В ночь после убийства он долго не мог заснуть. Душить Алисию было потрясающе, но еще больше его возбуждал страх в ее глазах, то, как она остановившимся взглядом смотрела на четки на полу, делая слабые попытки освободиться от веревки, стянувшей ей шею. В тот момент Бойль почувствовал всю безграничность своего могущества и власти. Нет, не власти убивать — это было бы слишком примитивно. Дэниелу хотелось вершить чужие судьбы, перекраивать их, как ему заблагорассудится. В его руках было могущество Творца.

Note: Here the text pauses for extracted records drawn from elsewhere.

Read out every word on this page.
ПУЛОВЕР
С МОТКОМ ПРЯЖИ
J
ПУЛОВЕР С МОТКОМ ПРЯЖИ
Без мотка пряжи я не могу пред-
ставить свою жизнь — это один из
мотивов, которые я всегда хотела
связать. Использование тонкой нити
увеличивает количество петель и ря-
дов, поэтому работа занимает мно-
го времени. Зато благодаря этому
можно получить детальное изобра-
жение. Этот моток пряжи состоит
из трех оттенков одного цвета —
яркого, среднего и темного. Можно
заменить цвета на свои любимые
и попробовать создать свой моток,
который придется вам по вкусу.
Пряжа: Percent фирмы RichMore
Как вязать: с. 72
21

На следующее утро, встав затемно, Бойль взял лопату и отправился в лес. Когда он пришел за телом, то увидел в кухне мать. Она вернулась из поездки в Париж раньше срока. Она не стала ничего объяснять, не спросила, почему он такой грязный и потный. Она всего лишь велела отнести сумки и пакеты с покупками в свою спальню, где и проспала весь день.
Ночью он отнес тело Алисии в подготовленную могилу. Бойль стоял над трупом, и его переполняли противоречивые чувства. Он жалел, что убил ее. Он жалел, что убил ее сразу. Нужно было душить ее, пока она не потеряет сознание. Чтобы потом, когда она очнется, повторять это снова и снова. Пока не надоест…
Бойль услышал, как за спиной треснула ветка. Он обернулся и в свете луны увидел мать с мертвенно бледным лицом. На нем не было ни горечи, ни злости, ни печали. Ее лицо не отражало ровным счетом ничего.
— Давай поторапливайся. Нужно как можно скорее с этим покончить.
Это были единственные ее слова. По дороге домой она не проронила ни слова. А он терзался мыслями, что же будет дальше. Два года назад она поймала его, когда он душил кошку. Тогда она отправила его в комнату, дождалась, пока он заснет, и отхлестала пряжкой от ремня. У него до сих пор остались шрамы на память о том дне.